Thailand Relaxes Regulations to Encourage Crypto Industry Participation in Carbon Markets
Thailand is revitalizing its carbon trading market by proposing regulatory amendments that allow carbon credits, carbon allowances, and renewable energy certificates to be tokenized via blockchain technology. This move opens opportunities for digital asset managers, brokerages, and traders to participate, advancing Thailand's goal to become a regional carbon trading hub.
Key Regulatory Changes
- SEC Amendments: The Thai Securities and Exchange Commission (SEC) revised its Utility Token framework in 2025 to exclude consumer-focused tokens from strict oversight, initially limiting carbon-related token trading.
- New Draft Proposal: The SEC now seeks to reintroduce blockchain-based carbon assets under revised regulations, citing blockchain’s potential to enhance market transparency and support Thailand’s 2050 carbon neutrality goals.
Benefits of Blockchain in Carbon Markets
- Transparency: Immutable records reduce greenwashing risks (e.g., double-counting or low-quality credits).
- Efficiency: Lower issuance costs and improved liquidity for carbon assets.
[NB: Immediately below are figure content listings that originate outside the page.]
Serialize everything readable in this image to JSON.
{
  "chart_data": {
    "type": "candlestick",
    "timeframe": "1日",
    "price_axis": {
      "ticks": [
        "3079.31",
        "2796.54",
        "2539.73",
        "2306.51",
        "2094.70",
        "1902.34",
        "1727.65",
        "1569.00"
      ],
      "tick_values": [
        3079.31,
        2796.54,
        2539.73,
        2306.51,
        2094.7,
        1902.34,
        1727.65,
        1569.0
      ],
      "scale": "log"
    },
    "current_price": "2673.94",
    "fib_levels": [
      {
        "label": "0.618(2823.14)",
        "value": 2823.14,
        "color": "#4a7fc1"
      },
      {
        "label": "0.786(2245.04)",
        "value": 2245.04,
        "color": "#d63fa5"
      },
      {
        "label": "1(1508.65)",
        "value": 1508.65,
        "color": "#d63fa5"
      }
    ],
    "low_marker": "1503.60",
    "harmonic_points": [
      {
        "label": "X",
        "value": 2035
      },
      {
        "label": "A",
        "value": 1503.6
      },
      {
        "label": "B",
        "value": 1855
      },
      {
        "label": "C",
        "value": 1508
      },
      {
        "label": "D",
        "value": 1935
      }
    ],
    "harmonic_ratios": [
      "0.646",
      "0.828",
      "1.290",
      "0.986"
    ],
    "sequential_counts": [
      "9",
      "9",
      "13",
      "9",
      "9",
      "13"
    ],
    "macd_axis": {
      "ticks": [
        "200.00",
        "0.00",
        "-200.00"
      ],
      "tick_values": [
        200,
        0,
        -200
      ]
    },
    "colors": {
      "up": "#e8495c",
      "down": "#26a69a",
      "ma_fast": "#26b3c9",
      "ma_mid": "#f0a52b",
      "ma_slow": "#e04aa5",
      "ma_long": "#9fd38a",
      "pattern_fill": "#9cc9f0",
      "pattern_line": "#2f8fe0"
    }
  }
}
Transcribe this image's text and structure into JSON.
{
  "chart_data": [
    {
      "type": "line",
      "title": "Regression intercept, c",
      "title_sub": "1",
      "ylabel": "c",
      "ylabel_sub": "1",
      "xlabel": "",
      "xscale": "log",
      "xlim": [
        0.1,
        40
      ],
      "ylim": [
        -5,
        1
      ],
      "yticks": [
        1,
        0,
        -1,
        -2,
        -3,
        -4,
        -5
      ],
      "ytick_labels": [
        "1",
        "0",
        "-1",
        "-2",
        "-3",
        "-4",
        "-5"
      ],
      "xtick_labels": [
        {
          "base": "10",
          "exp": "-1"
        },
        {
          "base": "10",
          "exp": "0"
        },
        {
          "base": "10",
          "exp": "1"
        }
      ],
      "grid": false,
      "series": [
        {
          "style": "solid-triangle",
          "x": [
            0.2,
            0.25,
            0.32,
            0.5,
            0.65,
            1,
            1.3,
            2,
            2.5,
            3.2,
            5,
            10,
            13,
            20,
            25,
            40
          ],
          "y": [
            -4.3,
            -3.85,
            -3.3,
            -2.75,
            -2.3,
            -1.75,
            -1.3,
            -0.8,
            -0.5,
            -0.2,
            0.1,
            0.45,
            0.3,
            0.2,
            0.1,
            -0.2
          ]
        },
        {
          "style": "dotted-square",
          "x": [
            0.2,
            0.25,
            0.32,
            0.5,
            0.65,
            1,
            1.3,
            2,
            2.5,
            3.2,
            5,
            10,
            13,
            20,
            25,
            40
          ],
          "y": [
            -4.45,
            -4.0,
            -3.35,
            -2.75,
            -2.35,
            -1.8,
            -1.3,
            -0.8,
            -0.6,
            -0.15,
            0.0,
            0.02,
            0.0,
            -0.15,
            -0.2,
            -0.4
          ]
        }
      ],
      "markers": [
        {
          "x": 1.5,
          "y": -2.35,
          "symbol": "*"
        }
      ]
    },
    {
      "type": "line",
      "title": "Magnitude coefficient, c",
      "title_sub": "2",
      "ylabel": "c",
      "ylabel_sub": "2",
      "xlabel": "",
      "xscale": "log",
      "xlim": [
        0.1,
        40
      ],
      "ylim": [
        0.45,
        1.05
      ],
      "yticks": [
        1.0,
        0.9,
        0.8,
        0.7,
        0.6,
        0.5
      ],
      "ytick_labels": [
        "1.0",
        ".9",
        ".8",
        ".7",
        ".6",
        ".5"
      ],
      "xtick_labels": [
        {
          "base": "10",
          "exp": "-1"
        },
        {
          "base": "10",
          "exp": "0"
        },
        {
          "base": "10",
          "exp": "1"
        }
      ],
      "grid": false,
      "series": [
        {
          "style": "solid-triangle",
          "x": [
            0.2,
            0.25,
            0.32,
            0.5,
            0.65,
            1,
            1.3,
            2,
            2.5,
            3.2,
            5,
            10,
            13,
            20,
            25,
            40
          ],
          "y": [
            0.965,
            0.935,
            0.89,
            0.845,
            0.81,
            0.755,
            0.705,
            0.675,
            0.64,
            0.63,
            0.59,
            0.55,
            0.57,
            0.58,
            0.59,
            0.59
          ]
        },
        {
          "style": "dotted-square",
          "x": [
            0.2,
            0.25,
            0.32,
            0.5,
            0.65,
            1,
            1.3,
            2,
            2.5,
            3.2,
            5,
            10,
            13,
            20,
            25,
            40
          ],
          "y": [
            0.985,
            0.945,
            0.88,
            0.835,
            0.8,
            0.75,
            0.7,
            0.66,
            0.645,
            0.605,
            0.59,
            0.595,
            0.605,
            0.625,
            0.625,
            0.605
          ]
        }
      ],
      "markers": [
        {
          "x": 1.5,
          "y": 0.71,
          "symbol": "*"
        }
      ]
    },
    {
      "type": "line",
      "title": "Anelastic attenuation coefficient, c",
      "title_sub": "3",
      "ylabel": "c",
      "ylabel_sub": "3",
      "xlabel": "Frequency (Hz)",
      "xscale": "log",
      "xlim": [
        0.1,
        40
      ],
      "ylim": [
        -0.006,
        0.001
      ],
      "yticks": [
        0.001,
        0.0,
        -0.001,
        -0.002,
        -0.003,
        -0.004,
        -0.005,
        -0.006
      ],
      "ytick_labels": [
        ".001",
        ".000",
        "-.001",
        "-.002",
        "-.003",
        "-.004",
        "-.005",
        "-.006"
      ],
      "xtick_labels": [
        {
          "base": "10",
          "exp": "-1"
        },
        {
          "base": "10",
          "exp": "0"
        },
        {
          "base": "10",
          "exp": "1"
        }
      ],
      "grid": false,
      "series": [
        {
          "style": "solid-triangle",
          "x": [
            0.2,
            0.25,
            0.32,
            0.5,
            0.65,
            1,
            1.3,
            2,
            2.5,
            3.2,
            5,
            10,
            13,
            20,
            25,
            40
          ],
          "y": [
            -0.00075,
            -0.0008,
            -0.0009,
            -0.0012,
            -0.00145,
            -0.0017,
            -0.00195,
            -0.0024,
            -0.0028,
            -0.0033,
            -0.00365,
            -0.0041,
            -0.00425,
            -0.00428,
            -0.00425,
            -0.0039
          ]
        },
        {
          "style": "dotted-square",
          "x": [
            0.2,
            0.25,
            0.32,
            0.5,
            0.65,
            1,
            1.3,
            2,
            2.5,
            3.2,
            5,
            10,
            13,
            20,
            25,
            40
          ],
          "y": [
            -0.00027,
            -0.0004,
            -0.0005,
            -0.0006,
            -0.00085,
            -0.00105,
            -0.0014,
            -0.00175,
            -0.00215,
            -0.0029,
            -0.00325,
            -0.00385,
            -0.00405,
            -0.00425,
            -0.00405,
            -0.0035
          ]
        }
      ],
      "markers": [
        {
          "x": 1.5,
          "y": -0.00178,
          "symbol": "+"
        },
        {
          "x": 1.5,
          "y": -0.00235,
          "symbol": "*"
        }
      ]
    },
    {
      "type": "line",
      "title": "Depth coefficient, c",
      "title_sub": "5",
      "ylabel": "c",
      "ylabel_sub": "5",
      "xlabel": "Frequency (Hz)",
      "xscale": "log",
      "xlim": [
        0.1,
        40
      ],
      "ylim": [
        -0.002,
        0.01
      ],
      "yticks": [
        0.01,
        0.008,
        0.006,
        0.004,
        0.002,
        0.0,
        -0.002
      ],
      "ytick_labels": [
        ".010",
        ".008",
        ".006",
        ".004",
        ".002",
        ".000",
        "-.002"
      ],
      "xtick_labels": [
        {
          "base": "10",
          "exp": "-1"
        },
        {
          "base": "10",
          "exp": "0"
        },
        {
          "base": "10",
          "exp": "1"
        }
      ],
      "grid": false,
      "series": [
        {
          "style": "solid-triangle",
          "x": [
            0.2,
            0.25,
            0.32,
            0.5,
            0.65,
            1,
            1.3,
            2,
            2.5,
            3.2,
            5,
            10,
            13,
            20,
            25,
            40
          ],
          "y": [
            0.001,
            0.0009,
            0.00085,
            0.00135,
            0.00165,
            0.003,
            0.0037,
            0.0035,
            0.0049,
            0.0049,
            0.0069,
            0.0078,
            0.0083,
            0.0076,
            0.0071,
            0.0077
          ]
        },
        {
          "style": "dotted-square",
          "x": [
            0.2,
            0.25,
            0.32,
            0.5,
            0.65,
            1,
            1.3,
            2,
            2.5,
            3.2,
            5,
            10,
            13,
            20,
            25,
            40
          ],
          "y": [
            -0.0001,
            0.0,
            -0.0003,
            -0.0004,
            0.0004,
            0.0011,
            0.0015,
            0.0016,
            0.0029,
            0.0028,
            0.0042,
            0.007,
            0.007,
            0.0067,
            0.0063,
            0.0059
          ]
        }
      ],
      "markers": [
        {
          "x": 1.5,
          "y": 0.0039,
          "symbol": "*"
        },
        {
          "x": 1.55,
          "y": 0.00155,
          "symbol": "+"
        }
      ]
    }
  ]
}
👉 Explore how blockchain transforms carbon trading
Risks and Challenges: Verra’s Concerns Over Double-Counting
While blockchain offers innovation, challenges persist:
- Outdated Data: Crypto platforms might fail to update retired credits, leading to invalid transactions.
- Verra’s Stance: The global certifier banned tokenized carbon credits in 2022 to prevent double-counting.
Thailand’s Carbon Market Revival Strategies
- New Trading Platform: SEC announced a dedicated carbon exchange (launching by 2027).
- Carbon Tax: Approved in March 2025 at 200 THB (~5.3 USD) per ton for oil products.
- ICE Partnership: Collaborating with Intercontinental Exchange (ICE) to leverage expertise from U.S./EU markets.
👉 Learn about Thailand’s green finance initiatives
FAQs
Q: How will blockchain improve Thailand’s carbon market?
A: By ensuring transparent, tamper-proof records and lowering transaction costs.
Q: Why did Verra ban tokenized carbon credits?
A: To avoid double-counting if retired credits remain tradable.
Q: What’s Thailand’s carbon tax rate?
A: 200 THB per ton, targeting oil and related products.